The lowest cost for which you can build a home, excluding land, is well over $325 per square foot; land costs alone add another $50 to $200 per square foot (depending on the city and building you’re living in). Your average Vancouver couple – say, a hospital worker and a police officer – can no longer afford the mortgage on a home in the community in which they work.
So who’s to blame for the affordability crisis? Is it the greedy developers? I would argue no. Developers in Vancouver work on very narrow profit margins – 50 per cent smaller than the typical developer south of the border.
Is it the condo investor who’s preventing an increase in affordable housing stock? Again, no. Without that investor, there would be no new rental units coming on the market (it doesn’t take two hands to count the number of actual rental buildings built in Vancouver in the past 10 years).
As unsatisfying as it is to say, the problem is beyond our control: we remain a desirable place to live, and as long as we keep our borders open there will always be someone willing to pay the price of entry.
That’s not to say there aren’t creative solutions out there. Two projects I’ve worked on in recent years point the way to affordability, each offering smart ways of densifying a community and spreading land costs. At Woodward’s the developer Westbank/Peterson was allowed to build 536 market condominiums and obtained 300,000 square feet of density to be transferred to future development sites. In exchange, they agreed to build 200 non-market social housing units, which will be turned over to the city and managed by the Portland Hotel Society.
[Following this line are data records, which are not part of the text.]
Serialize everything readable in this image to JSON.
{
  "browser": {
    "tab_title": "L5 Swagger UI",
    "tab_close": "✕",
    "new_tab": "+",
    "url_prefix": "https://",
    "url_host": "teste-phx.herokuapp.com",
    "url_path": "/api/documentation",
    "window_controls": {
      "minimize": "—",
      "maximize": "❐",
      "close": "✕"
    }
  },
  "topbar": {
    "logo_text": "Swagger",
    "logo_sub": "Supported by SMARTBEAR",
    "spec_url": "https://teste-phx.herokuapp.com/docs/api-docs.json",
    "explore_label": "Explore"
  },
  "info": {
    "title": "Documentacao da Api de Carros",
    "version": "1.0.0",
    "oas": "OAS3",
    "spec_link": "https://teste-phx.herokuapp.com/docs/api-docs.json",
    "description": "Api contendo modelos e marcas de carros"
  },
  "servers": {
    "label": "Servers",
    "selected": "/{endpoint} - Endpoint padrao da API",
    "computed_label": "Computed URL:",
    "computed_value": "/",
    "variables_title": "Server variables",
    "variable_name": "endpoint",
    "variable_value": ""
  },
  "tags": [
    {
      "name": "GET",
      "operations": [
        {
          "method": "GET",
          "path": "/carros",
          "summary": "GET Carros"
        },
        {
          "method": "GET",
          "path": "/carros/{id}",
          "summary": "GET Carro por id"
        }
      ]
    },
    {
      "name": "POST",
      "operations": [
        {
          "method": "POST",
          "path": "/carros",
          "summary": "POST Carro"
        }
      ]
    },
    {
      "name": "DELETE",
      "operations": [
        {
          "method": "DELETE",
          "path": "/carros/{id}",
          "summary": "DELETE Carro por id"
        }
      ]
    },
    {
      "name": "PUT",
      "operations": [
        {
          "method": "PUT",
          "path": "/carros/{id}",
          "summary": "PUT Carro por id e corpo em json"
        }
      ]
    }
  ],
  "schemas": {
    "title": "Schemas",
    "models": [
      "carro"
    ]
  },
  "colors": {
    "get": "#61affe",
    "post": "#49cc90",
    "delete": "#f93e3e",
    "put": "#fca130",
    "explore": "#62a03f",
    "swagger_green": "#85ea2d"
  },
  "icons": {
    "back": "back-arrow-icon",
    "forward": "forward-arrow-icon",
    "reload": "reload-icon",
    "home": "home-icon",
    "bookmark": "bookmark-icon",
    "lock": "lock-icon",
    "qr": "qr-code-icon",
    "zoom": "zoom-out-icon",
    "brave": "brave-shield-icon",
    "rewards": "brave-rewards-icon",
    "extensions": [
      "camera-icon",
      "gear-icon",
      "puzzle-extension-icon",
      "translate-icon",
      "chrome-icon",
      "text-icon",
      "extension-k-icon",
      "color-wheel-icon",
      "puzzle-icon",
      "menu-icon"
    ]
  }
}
Similarly, at L’Hermitage at Robson and Richards, the developer Millennium added density by purchasing two building sites next door to the condo development – including the drug-infested Passlin Hotel, which consisted of 47 single-room-occupancy units – tearing them down and replacing them with 47 new single-room accommodations. In return, Millennium was “bonused” enough density by the City of Vancouver to add four floors to the top, where big-ticket condos could be built and sold – and thus make this scenario work for both city and developer.
Of course, the examples above are about creating social housing for society’s hardest hit. But for those hospital workers and police officers, living in a single-room accommodation is not an answer. For them, affordability is a question of innovative financing, with one possible solution being what
I call the “Optional Affordability Program.”
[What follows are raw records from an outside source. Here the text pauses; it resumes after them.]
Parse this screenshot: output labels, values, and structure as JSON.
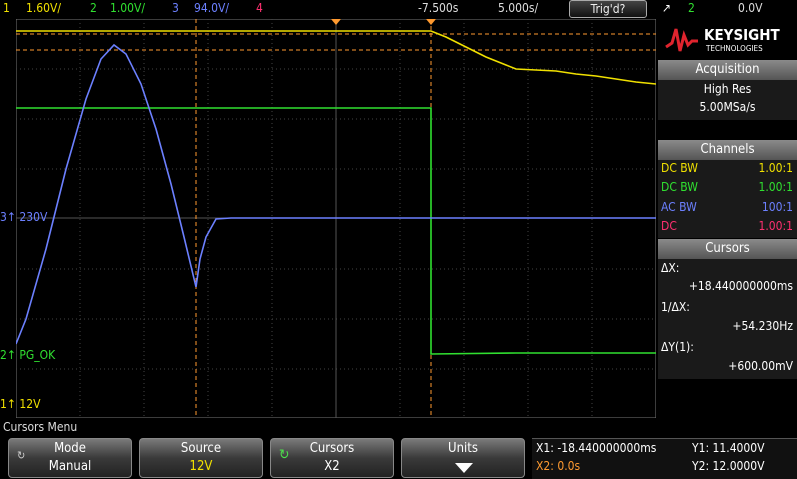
{
  "topbar": {
    "ch1": {
      "num": "1",
      "scale": "1.60V/"
    },
    "ch2": {
      "num": "2",
      "scale": "1.00V/"
    },
    "ch3": {
      "num": "3",
      "scale": "94.0V/"
    },
    "ch4": {
      "num": "4"
    },
    "delay": "-7.500s",
    "timebase": "5.000s/",
    "trig_status": "Trig'd?",
    "trig_source": "2",
    "trig_level": "0.0V"
  },
  "brand": {
    "name": "KEYSIGHT",
    "sub": "TECHNOLOGIES"
  },
  "acquisition": {
    "header": "Acquisition",
    "mode": "High Res",
    "rate": "5.00MSa/s"
  },
  "channels": {
    "header": "Channels",
    "rows": [
      {
        "coupling": "DC BW",
        "probe": "1.00:1",
        "color": "#f0e000"
      },
      {
        "coupling": "DC BW",
        "probe": "1.00:1",
        "color": "#30e030"
      },
      {
        "coupling": "AC BW",
        "probe": "100:1",
        "color": "#6c80ff"
      },
      {
        "coupling": "DC",
        "probe": "1.00:1",
        "color": "#ff3070"
      }
    ]
  },
  "cursors": {
    "header": "Cursors",
    "dx_label": "ΔX:",
    "dx_value": "+18.440000000ms",
    "inv_label": "1/ΔX:",
    "inv_value": "+54.230Hz",
    "dy_label": "ΔY(1):",
    "dy_value": "+600.00mV"
  },
  "markers": {
    "ch3": "230V",
    "ch2": "PG_OK",
    "ch1": "12V"
  },
  "menu": {
    "title": "Cursors Menu",
    "keys": [
      {
        "label": "Mode",
        "value": "Manual"
      },
      {
        "label": "Source",
        "value": "12V"
      },
      {
        "label": "Cursors",
        "value": "X2"
      },
      {
        "label": "Units",
        "value": ""
      }
    ]
  },
  "readout": {
    "x1": "X1: -18.440000000ms",
    "y1": "Y1: 11.4000V",
    "x2": "X2: 0.0s",
    "y2": "Y2: 12.0000V"
  },
  "colors": {
    "ch1": "#f0e000",
    "ch2": "#30e030",
    "ch3": "#6c80ff",
    "ch4": "#ff3070",
    "cursor": "#ff9a30"
  }
}
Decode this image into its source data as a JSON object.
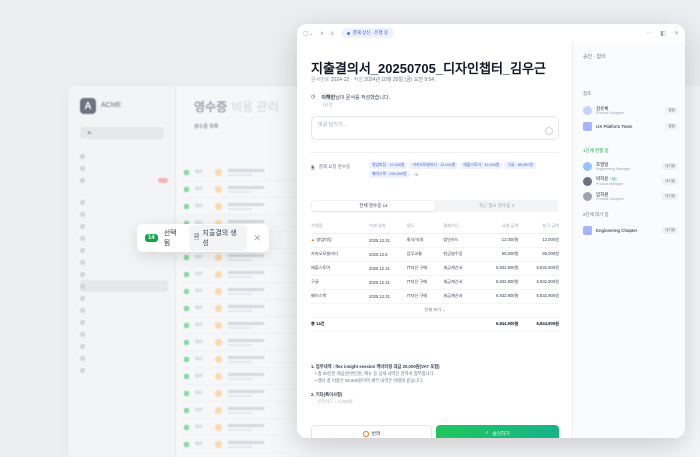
{
  "background": {
    "workspace": "ACME",
    "page_title": "영수증",
    "page_subtitle": "비용 관리",
    "tab_label": "영수증 목록",
    "row_status": "대기"
  },
  "toolbar": {
    "count": "14",
    "selected_label": "선택됨",
    "chip_label": "지출결의 생성"
  },
  "modal": {
    "status": "결재 상신 · 진행 중",
    "title": "지출결의서_20250705_디자인챕터_김우근",
    "meta_prefix": "문서번호",
    "doc_no": "2024-12",
    "meta_date_label": "작성",
    "meta_date": "2024년 10월 20일 (금) 오전 9:54",
    "activity_author": "이해빈",
    "activity_text": "님이 문서를 작성했습니다.",
    "activity_time": "1일 전",
    "comment_placeholder": "댓글 남기기…",
    "linked_label": "결재 요청 영수증",
    "linked_chips": [
      "영업미팅 · 12,000원",
      "카카오모빌리티 · 12,000원",
      "애플스토어 · 12,000원",
      "구글 · 89,000원",
      "페이스북 · 230,000원"
    ],
    "linked_more": "+9",
    "segments": [
      "전체 영수증 14",
      "최근 필요 영수증 3"
    ],
    "table": {
      "headers": [
        "가맹점",
        "거래 일자",
        "용도",
        "결제수단",
        "요청 금액",
        "청구 금액"
      ],
      "rows": [
        {
          "merchant": "영업미팅",
          "date": "2025.12.31",
          "purpose": "회식/식대",
          "method": "법인카드",
          "req": "12,000원",
          "claim": "12,000원",
          "warn": true
        },
        {
          "merchant": "카카오모빌리티",
          "date": "2025.12.6",
          "purpose": "업무교통",
          "method": "현금영수증",
          "req": "65,000원",
          "claim": "65,000원",
          "warn": false
        },
        {
          "merchant": "애플스토어",
          "date": "2025.12.31",
          "purpose": "IT자산 구매",
          "method": "세금계산서",
          "req": "6,832,900원",
          "claim": "6,832,900원",
          "warn": false
        },
        {
          "merchant": "구글",
          "date": "2025.12.31",
          "purpose": "IT자산 구매",
          "method": "세금계산서",
          "req": "6,832,900원",
          "claim": "6,832,900원",
          "warn": false
        },
        {
          "merchant": "페이스북",
          "date": "2025.12.31",
          "purpose": "IT자산 구매",
          "method": "세금계산서",
          "req": "6,832,900원",
          "claim": "6,832,900원",
          "warn": false
        }
      ],
      "more_label": "전체 보기",
      "total_label": "총 14건",
      "total_req": "6,844,900원",
      "total_claim": "6,844,900원"
    },
    "notes": {
      "h1": "1. 업무내역 : flex insight session 케이터링 대금 20,000원(VAT 포함)",
      "s1": "• 총 00인분 제공(변경인원, 메뉴 등 상세 내역은 견적서 첨부합니다.",
      "s2": "• 행사 총 비용은 00,650원이며 세부 내역은 아래와 같습니다.",
      "h2": "2. 기타(특이사항)",
      "s3": "- 신한카드 ↑ 1,500원"
    },
    "reject_label": "반려",
    "approve_label": "승인하기"
  },
  "panel": {
    "title": "승인 · 합의",
    "ref_label": "참조",
    "refs": [
      {
        "name": "김유록",
        "role": "Product Designer",
        "tag": "열람"
      },
      {
        "name": "UX Platform Team",
        "role": "",
        "tag": "열람"
      }
    ],
    "step1_label": "1단계 진행 중",
    "step1": [
      {
        "name": "조영일",
        "role": "Engineering Manager",
        "tag": "대기중",
        "badge": ""
      },
      {
        "name": "박지윤",
        "role": "Product Manager",
        "tag": "대기중",
        "badge": "나"
      },
      {
        "name": "임지원",
        "role": "Product Designer",
        "tag": "대기중",
        "badge": ""
      }
    ],
    "step2_label": "2단계 대기 중",
    "step2": [
      {
        "name": "Engineering Chapter",
        "role": "",
        "tag": "대기중"
      }
    ]
  }
}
In this scenario, municipalities allow developers of any site to add 10 per cent or even 20 per cent additional (affordable) suites to current zoning. Let’s say it’s 20 extra condos that are, on average, 1,000-square-foot two-bedroom units, with a land value component of $100,000 each. The municipality would place a charge on title equal to $100,000, allowing those units to sell for $100,000 less – with all subsequent buyers paying market value less the charge on title (plus some specified inflation rate).
The charge on title can be paid off at any time, allowing the condo to then travel with market values. That $100,000 would then be paid back to the city, with the money going (presumably) toward other housing needs.
Vancouver will never be a cheap place to live. In fact, it never was. But with some creative thinking about zoning and financing, we can build a sustainable community in which more people, from all walks of life, can afford to live where they work. That should be our priority.